If a 65 kg sprinter can accelerate from a standing start to a speed of 12 m/s in 3 s, what average power is generated?
P = 0.5M*V^2/t = 0.5*65*12^2/3 = 1560 J/s = 1560 Watts
Well, if the sprinter is generating power, they must be running on some kind of high-performance battery. Is it made by Energizer or Duracell? Just kidding! Let's calculate the average power generated by our sprinter friend, shall we?
To find the average power, we need to know the work done in that time period. Work is equal to force multiplied by distance, and in this case, it's also given by the formula work equals change in kinetic energy.
The change in kinetic energy is given by 1/2 multiplied by the mass of the sprinter multiplied by the final velocity squared. So, (1/2) * 65 kg * (12 m/s)^2. Don't worry, I'll do the math for you.
(1/2) * 65 kg * (12 m/s)^2 = 46,800 Joules
Since power is equal to work divided by time, we can now calculate the average power generated. 46,800 Joules / 3 seconds = 15,600 Watts (or joules per second).
So, our sprinter generates an average power of 15,600 Watts. That's quite a lot of power! Just be careful not to blow any fuses with all that energy.
To find the average power generated by the sprinter, we can use the formula:
Power = Work / Time
First, let's find the work done by the sprinter. The work done can be calculated using the formula:
Work = Force x Distance
Since the sprinter is starting from a standing position and accelerating to a speed, the force applied can be calculated using Newton's second law:
Force = Mass x Acceleration
Given:
Mass (m) = 65 kg
Acceleration (a) = Change in velocity / Time = (12 m/s - 0 m/s) / 3 s = 4 m/s^2 (since the sprinter starts from rest)
Using this, the force applied can be calculated as:
Force = Mass x Acceleration
= 65 kg x 4 m/s^2
= 260 N
Next, let's calculate the distance traveled. The average speed can be calculated using the formula:
Average Speed = Total Distance / Total Time
The sprinter starts from rest and reaches a speed of 12 m/s in 3 seconds. Therefore, the average speed can be calculated as:
Average Speed = (12 m/s + 0 m/s) / 2 = 6 m/s
The total distance traveled can be calculated using the formula:
Distance = Average Speed x Time
Distance = 6 m/s x 3 s
= 18 m
Now, we can find the work done:
Work = Force x Distance
= 260 N x 18 m
= 4680 J (joules)
Finally, we can find the average power generated by the sprinter:
Average Power = Work / Time
= 4680 J / 3 s
= 1560 Watts or 1.56 kW
Therefore, the average power generated by the sprinter is 1.56 kW.
To find the average power generated by the sprinter, we need to use the formula:
Power = Work / Time
In this case, the work done by the sprinter can be calculated using the formula:
Work = Force x Distance
First, we need to find the force exerted by the sprinter.
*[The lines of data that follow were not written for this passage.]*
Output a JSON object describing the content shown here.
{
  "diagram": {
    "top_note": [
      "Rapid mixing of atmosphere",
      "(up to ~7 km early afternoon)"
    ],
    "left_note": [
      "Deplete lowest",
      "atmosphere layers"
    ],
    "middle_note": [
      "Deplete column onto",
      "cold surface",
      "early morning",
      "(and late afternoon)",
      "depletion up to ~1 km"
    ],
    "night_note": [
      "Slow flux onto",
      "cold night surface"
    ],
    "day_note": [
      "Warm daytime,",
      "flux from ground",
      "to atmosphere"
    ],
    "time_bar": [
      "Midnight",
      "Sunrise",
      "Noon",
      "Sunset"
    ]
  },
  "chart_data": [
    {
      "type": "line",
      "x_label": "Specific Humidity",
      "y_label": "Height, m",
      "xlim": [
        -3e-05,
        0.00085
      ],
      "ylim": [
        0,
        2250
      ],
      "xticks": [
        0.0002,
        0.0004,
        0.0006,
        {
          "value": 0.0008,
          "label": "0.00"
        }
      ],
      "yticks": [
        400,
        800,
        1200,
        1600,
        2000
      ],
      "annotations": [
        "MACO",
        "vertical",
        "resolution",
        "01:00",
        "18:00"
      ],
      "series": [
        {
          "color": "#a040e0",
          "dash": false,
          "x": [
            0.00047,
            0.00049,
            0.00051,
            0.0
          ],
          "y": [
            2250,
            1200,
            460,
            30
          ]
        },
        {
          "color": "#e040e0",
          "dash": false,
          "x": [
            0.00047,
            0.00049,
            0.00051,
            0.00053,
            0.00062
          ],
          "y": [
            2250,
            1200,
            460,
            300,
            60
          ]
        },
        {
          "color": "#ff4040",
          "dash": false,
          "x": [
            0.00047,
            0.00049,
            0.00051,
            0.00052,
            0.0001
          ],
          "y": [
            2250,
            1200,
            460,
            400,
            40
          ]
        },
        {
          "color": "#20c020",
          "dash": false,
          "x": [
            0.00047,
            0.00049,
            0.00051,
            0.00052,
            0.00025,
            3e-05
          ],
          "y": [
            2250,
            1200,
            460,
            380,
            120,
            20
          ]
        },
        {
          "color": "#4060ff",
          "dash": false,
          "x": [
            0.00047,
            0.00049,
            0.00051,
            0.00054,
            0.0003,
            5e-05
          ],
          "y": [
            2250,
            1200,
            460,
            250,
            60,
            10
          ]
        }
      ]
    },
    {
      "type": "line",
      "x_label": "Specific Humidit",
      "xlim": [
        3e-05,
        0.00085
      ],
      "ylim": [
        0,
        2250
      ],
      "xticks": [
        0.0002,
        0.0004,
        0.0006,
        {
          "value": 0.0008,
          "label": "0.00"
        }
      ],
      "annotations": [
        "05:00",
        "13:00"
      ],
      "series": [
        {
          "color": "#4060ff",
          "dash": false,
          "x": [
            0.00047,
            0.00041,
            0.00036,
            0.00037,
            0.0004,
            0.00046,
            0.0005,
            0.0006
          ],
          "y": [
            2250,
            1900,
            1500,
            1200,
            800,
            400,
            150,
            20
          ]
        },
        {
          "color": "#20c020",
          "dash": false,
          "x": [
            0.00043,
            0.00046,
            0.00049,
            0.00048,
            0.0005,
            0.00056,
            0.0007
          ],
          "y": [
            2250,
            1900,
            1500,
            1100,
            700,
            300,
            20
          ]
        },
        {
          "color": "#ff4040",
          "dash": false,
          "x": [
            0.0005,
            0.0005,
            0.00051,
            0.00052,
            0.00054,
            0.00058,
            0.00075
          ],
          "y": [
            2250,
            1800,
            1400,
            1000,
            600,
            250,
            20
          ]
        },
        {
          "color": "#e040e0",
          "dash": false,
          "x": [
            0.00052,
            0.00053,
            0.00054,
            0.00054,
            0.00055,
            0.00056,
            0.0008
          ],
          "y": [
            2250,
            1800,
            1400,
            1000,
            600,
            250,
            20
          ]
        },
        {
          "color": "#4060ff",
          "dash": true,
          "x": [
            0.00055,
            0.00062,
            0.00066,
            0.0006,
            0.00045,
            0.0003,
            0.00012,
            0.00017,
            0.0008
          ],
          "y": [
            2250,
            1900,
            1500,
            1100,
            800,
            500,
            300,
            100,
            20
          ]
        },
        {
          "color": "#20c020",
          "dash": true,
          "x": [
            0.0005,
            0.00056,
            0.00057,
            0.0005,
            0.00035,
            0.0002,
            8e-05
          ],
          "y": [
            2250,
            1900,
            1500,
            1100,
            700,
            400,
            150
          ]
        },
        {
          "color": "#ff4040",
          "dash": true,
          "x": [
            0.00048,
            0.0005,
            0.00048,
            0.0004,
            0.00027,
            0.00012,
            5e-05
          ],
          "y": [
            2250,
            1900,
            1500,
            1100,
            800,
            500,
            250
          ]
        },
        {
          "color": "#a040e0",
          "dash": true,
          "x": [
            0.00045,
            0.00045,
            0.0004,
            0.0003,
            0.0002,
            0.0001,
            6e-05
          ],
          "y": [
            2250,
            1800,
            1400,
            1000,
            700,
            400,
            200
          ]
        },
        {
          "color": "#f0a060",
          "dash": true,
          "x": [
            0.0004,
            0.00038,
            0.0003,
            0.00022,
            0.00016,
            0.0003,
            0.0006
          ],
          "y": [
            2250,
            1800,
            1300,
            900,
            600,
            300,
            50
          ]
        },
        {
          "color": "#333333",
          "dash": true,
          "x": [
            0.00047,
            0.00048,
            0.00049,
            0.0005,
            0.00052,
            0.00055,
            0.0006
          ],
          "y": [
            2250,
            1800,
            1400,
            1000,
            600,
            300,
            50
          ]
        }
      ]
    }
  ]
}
We can use Newton's second law of motion to calculate the force:
Force = Mass x Acceleration
Given that the mass of the sprinter is 65 kg, and the sprinter accelerates from a standing start to a speed of 12 m/s in 3 s, we can calculate the acceleration as follows:
Acceleration = (Final Velocity - Initial Velocity) / Time
= (12 m/s - 0 m/s) / 3 s
= 4 m/s²
Now we can calculate the force:
Force = Mass x Acceleration
= 65 kg x 4 m/s²
= 260 N
Next, we need to find the distance traveled by the sprinter during the acceleration phase. Since the sprinter starts from a standing start, we can assume that the initial velocity is 0 m/s. We can calculate the distance using the formula:
Distance = (Final Velocity^2 - Initial Velocity^2) / (2 x Acceleration)
= (12 m/s)^2 - (0 m/s)^2 / (2 x 4 m/s²)
= 144 m²/s² / 8 m/s²
= 144 / 8 m
= 18 m
Now we can calculate the work done by the sprinter:
Work = Force x Distance
= 260 N x 18 m
= 4680 N·m or J (Joules)
Finally, we can calculate the average power using the work and time values:
Average Power = Work / Time
= 4680 N·m / 3 s
= 1560 W (Watts)
Therefore, the average power generated by the sprinter is 1560 Watts.